Minister of Foreign Affairs
- In office 21 May 1946 – 30 May 1946
- Monarch: King Faisal II
- Prime Minister: Ali Jawdat al-Aiyubi
- Preceded by: Tawfiq al-Suwaidi
- Succeeded by: Muhammad Fadhel al-Jamali

Minister of Finance
- In office 3 February 1941 – 13 April 1941
- Prime Minister: Taha al-Hashimi

Personal details
- Born: 1901 Baghdad, Iraq
- Died: 1990s

= Ali Mumtaz al-Daftary =

Iraqi politician

Ali Mumtaz al-Daftary (علي ممتاز الدفتري) was an Iraqi nationalist-oriented politician, held several posts in the Kingdom of Iraq, including parliamentary and ministerial positions.

== Biography ==
He was born in 1901. Ali Mumtaz al-Daftary belongs to the al-Daftary family, a well-known family, including Mahmoud Subhi al-Daftary, Sabih Mumtaz al-Daftary, and Naim Mumtaz al-Daftary, and was married to Ms. Nemat bint Yassin al-Hashemi.

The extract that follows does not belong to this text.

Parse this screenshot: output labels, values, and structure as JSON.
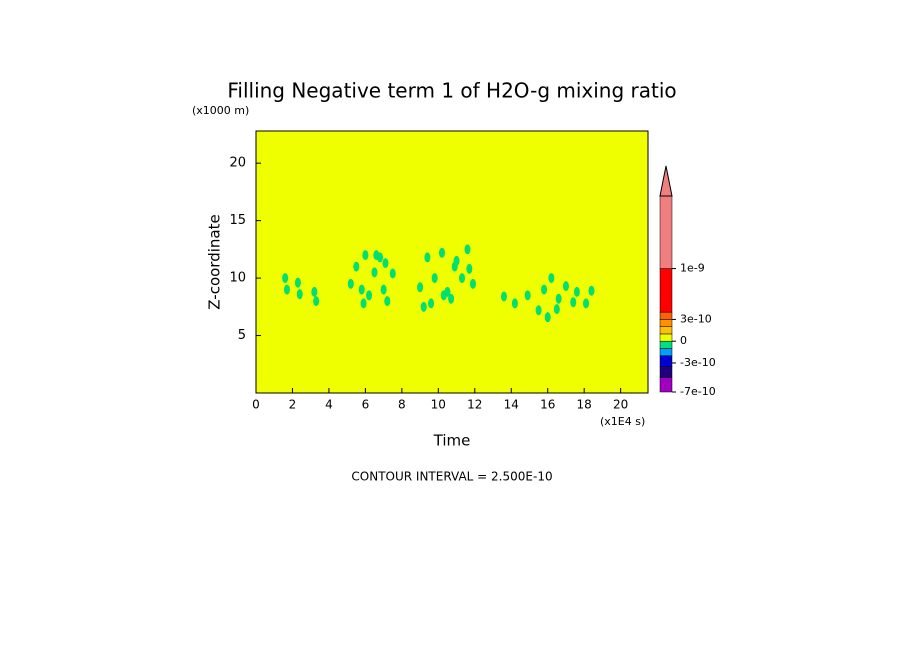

Al-Daftary worked at the Ministry of Finance early in the founding of the Kingdom of Iraq. He was part of Taha al-Hashemi's ministry in 1941. He served as finance minister the same year in the third ministry of Nuri al-Said.

After that, he served as Minister of Foreign Affairs in the Second Ministry of Tawfiq al Souwaidy from May 21, 1946 to May 30, 1946. Then in 1946, he was part of the fourth cabinet of Nuri al-Said, where he served as Minister of works and transportation and a representative of the Liberal Party, but later resigned. Al-Daftary was an opponent of Jabr and supported the 1948 demonstrations.

Al-Daftary was finance minister again in 1948. After the resignation of Muhammad Fadhel al-Jamali's ministry in 1954, Nuri al-Said offered him to participate in his ministry, but he apologized, and Nuri al-Said later apologized for the formation of the government that entrusted Arshad al-Omari to form his second cabinet.

In 1957, he served as acting foreign minister in Ali Jawdat al Ayyubi's third ministry. He was reported to have died in 1990s.

== Literature ==

- Ali Mumtaz al-Daftary and his political role in Iraq (milestones in the politics of Iraq in the monarchy) by Hamid Faraj Abdul Hussein. Published in 2018. A master thesis presented in 2014 to basic education at Mustansiriya University.